Thursday, November 1, 2012

Shoot 'em up!

I have a lot of plans and ideas for how to raise a Little It.  Piano lessons (par for the course when at least one parent is Asian).  Homemade baby food.  Mushroom hunting.  Bilingual.  

I'm quite aware that in a few weeks, after our Little It becomes a real person, that all of my plans and ideas might very well go out the window.  We might never afford a keyboard.  I might never cook another meal for three years, much less puree it into baby food.  But there is one thing that I know for sure that I will do:  get him stuck according to the Dutch schedule for childhood vaccines.  Every single one of them, and all of their alphabet soup-y glory.

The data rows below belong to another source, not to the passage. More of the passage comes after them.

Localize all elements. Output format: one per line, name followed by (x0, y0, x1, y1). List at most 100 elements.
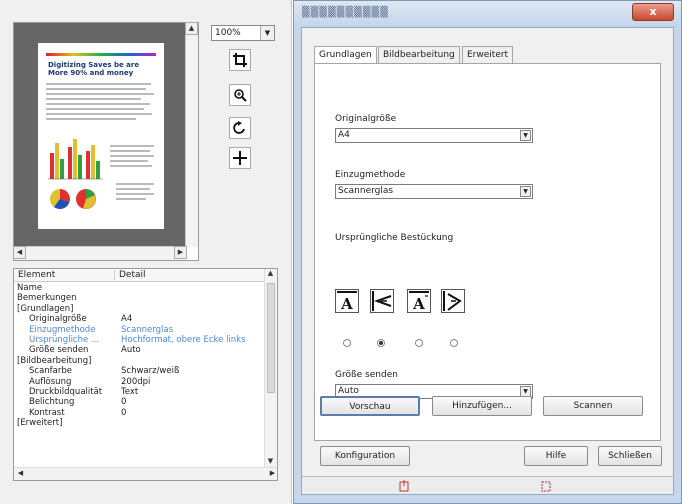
original-size-select[interactable]: A4 ▼ (335, 128, 533, 143)
add-button[interactable]: Hinzufügen... (432, 396, 532, 416)
landscape-left-icon (372, 291, 392, 311)
detail-vertical-scrollbar[interactable]: ▲ ▼ (264, 269, 277, 468)
list-item-key: Originalgröße (29, 314, 87, 325)
scroll-up-icon[interactable]: ▲ (264, 269, 277, 281)
chevron-down-icon[interactable]: ▼ (520, 130, 531, 141)
scroll-up-icon[interactable]: ▲ (185, 22, 198, 35)
list-item-key: Ursprüngliche ... (29, 334, 100, 345)
scan-settings-dialog: ▒▒▒▒▒▒▒▒▒▒ x Grundlagen Bildbearbeitung … (293, 0, 682, 504)
list-item-value: A4 (121, 314, 133, 325)
preview-button[interactable]: Vorschau (320, 396, 420, 416)
list-item-value: 0 (121, 407, 127, 418)
list-item-key: Größe senden (29, 345, 89, 356)
list-item-value: 0 (121, 397, 127, 408)
list-item[interactable]: Druckbildqualität Text (17, 387, 265, 397)
configuration-button[interactable]: Konfiguration (320, 446, 410, 466)
list-item[interactable]: Originalgröße A4 (17, 314, 265, 324)
list-item-key: Einzugmethode (29, 324, 96, 335)
orientation-radio-1[interactable] (343, 339, 351, 347)
detail-list-header: Element Detail (14, 269, 266, 282)
list-item[interactable]: Belichtung 0 (17, 397, 265, 407)
list-item[interactable]: Auflösung 200dpi (17, 377, 265, 387)
scroll-left-icon[interactable]: ◀ (13, 246, 26, 259)
orientation-portrait-rotated[interactable]: A (407, 289, 431, 313)
preview-frame: Digitizing Saves be are More 90% and mon… (13, 22, 199, 261)
original-size-label: Originalgröße (335, 114, 397, 124)
list-item-value: Auto (121, 345, 141, 356)
tab-panel-grundlagen: Originalgröße A4 ▼ Einzugmethode Scanner… (314, 63, 661, 441)
send-size-label: Größe senden (335, 370, 398, 380)
svg-text:A: A (340, 295, 353, 312)
list-item-key: Scanfarbe (29, 366, 72, 377)
detail-list[interactable]: Element Detail Name Bemerkungen [Grundlage… (13, 268, 278, 481)
list-item-key: [Erweitert] (17, 418, 63, 429)
zoom-select[interactable]: 100% ▼ (211, 25, 275, 41)
chevron-down-icon[interactable]: ▼ (520, 186, 531, 197)
preview-page: Digitizing Saves be are More 90% and mon… (38, 43, 164, 229)
list-item[interactable]: [Erweitert] (17, 418, 265, 428)
list-item-key: Name (17, 283, 43, 293)
list-item[interactable]: Einzugmethode Scannerglas (17, 325, 265, 335)
page-remove-icon[interactable] (540, 480, 552, 492)
zoom-in-button[interactable] (229, 84, 251, 106)
scroll-right-icon[interactable]: ▶ (266, 468, 277, 480)
list-item[interactable]: Bemerkungen (17, 293, 265, 303)
list-item-value: Text (121, 386, 139, 397)
feed-method-select[interactable]: Scannerglas ▼ (335, 184, 533, 199)
dialog-title: ▒▒▒▒▒▒▒▒▒▒ (302, 7, 389, 18)
list-item[interactable]: Kontrast 0 (17, 408, 265, 418)
page-add-icon[interactable] (398, 480, 410, 492)
crop-button[interactable] (229, 49, 251, 71)
tab-erweitert[interactable]: Erweitert (462, 46, 514, 64)
dialog-client-area: Grundlagen Bildbearbeitung Erweitert Ori… (301, 27, 674, 495)
orientation-radio-2[interactable] (377, 339, 385, 347)
feed-method-label: Einzugmethode (335, 170, 406, 180)
title-bar[interactable]: ▒▒▒▒▒▒▒▒▒▒ x (294, 1, 681, 27)
preview-area[interactable]: Digitizing Saves be are More 90% and mon… (14, 23, 186, 247)
close-button[interactable]: Schließen (598, 446, 662, 466)
list-item[interactable]: [Bildbearbeitung] (17, 356, 265, 366)
detail-rows: Name Bemerkungen [Grundlagen] Originalgröße… (17, 283, 265, 428)
list-item-key: Auflösung (29, 376, 72, 387)
column-header-detail[interactable]: Detail (114, 270, 146, 280)
close-window-button[interactable]: x (632, 3, 674, 21)
landscape-right-icon (443, 291, 462, 311)
column-header-element[interactable]: Element (18, 270, 55, 280)
orientation-landscape-left[interactable] (370, 289, 394, 313)
list-item-value: Hochformat, obere Ecke links (121, 334, 246, 345)
orientation-portrait-upright[interactable]: A (335, 289, 359, 313)
list-item[interactable]: Scanfarbe Schwarz/weiß (17, 366, 265, 376)
crop-icon (233, 53, 247, 67)
svg-text:A: A (412, 295, 425, 312)
preview-vertical-scrollbar[interactable]: ▲ (185, 22, 198, 247)
help-button[interactable]: Hilfe (524, 446, 588, 466)
preview-heading-line-1: Digitizing Saves be are (48, 61, 140, 69)
list-item-key: Belichtung (29, 397, 75, 408)
scroll-right-icon[interactable]: ▶ (174, 246, 187, 259)
orientation-radio-4[interactable] (450, 339, 458, 347)
scan-button[interactable]: Scannen (543, 396, 643, 416)
list-item-key: Druckbildqualität (29, 386, 103, 397)
detail-horizontal-scrollbar[interactable]: ◀ ▶ (14, 467, 277, 480)
list-item[interactable]: Größe senden Auto (17, 345, 265, 355)
move-button[interactable] (229, 147, 251, 169)
orientation-radio-3[interactable] (415, 339, 423, 347)
rotate-button[interactable] (229, 117, 251, 139)
portrait-upright-icon: A (337, 291, 357, 312)
list-item-key: [Grundlagen] (17, 303, 74, 314)
preview-heading-line-2: More 90% and money (48, 69, 134, 77)
scroll-left-icon[interactable]: ◀ (14, 468, 27, 480)
status-strip (302, 476, 673, 494)
magnifier-icon (234, 89, 247, 102)
scrollbar-thumb[interactable] (267, 283, 275, 393)
chevron-down-icon[interactable]: ▼ (260, 26, 274, 40)
preview-horizontal-scrollbar[interactable]: ◀ ▶ (13, 246, 187, 260)
orientation-label: Ursprüngliche Bestückung (335, 233, 454, 243)
list-item[interactable]: Ursprüngliche ... Hochformat, obere Ecke … (17, 335, 265, 345)
list-item-key: Bemerkungen (17, 293, 77, 304)
tab-bildbearbeitung[interactable]: Bildbearbeitung (378, 46, 460, 64)
list-item[interactable]: [Grundlagen] (17, 304, 265, 314)
portrait-rotated-icon: A (409, 291, 429, 312)
list-item[interactable]: Name (17, 283, 265, 293)
orientation-landscape-right[interactable] (441, 289, 465, 313)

Now, I realize that vaccination does not confer 100% protection against nasties like measles and whooping cough.  But some protection against the bugs is better than none, and it's infinitely more preferable than having a child end up handicapped (physically, mentally, or both) because of some perfectly preventable disease.  And, if you do come down with the illness, having some protection usually means a milder course of illness.  You'd have to be one hell of a cold-hearted bastard to confer on your own kid a full-blown case of measles and all its wonderful complications, when a mild one would suffice.  

Vaccinations are good things*.  Innoculations against smallpox have been performed for almost 500 years, and the fact that people risked dying in order not to die of smallpox just goes to show how terrifying the disease could be.  Measles may be a simple rash--until it becomes an encephalitis and you stand a 15% chance of death.  And, having suffered from my own case of whooping cough last year, I can assure you that what made me "merely" miserable for the better part of a month and put me on an inhaler for the better part of five months afterwards would kill an infant, whose breathing apparatus isn't nearly as strong as an adult's. 

I guess I'm just annoyed at all of the au naturel parents out there who still swear that vaccines are dangerous and that enough vitamin C will cure everything.  I totally understand the impulse to eliminate food coloring, preservatives, and sugar from your kids' diets.  I totally understand "purifying" your environment so that they're as healthy as possible.  I totally understand that you want to be the best parents ever.  What I do not understand at all is why any parent would be willing to risk their own child's death in pursuit of a "healthy and pure" life.  It's pathologically, narcisstically, selfish.  It's dumb.  It puts other kids in danger. 

As for the autism question:  more and more evidence is emerging to suggest that it's a hereditary condition, perhaps one that could be exaggerated by certain environmental factors. The fact that some kids are being diagnosed who would've otherwise been dismissed as "weird" surely accounts for some of the increase.  Suffice it to say that, while 1% of the population may be autistic, 1% of the population is also schizophrenic, but nobody worries about the poor homeless shamblers.  

*Yes, I know there are immunocompromised children who cannot receive some kinds of vaccines, as well as some people who have adverse reactions to everything. They are the ones for whom herd immunity is really important, because their lives depend on it, but sadly, they're also outnumbered by crazy-crunchy types.  To which I say, get your own damn case of whooping cough.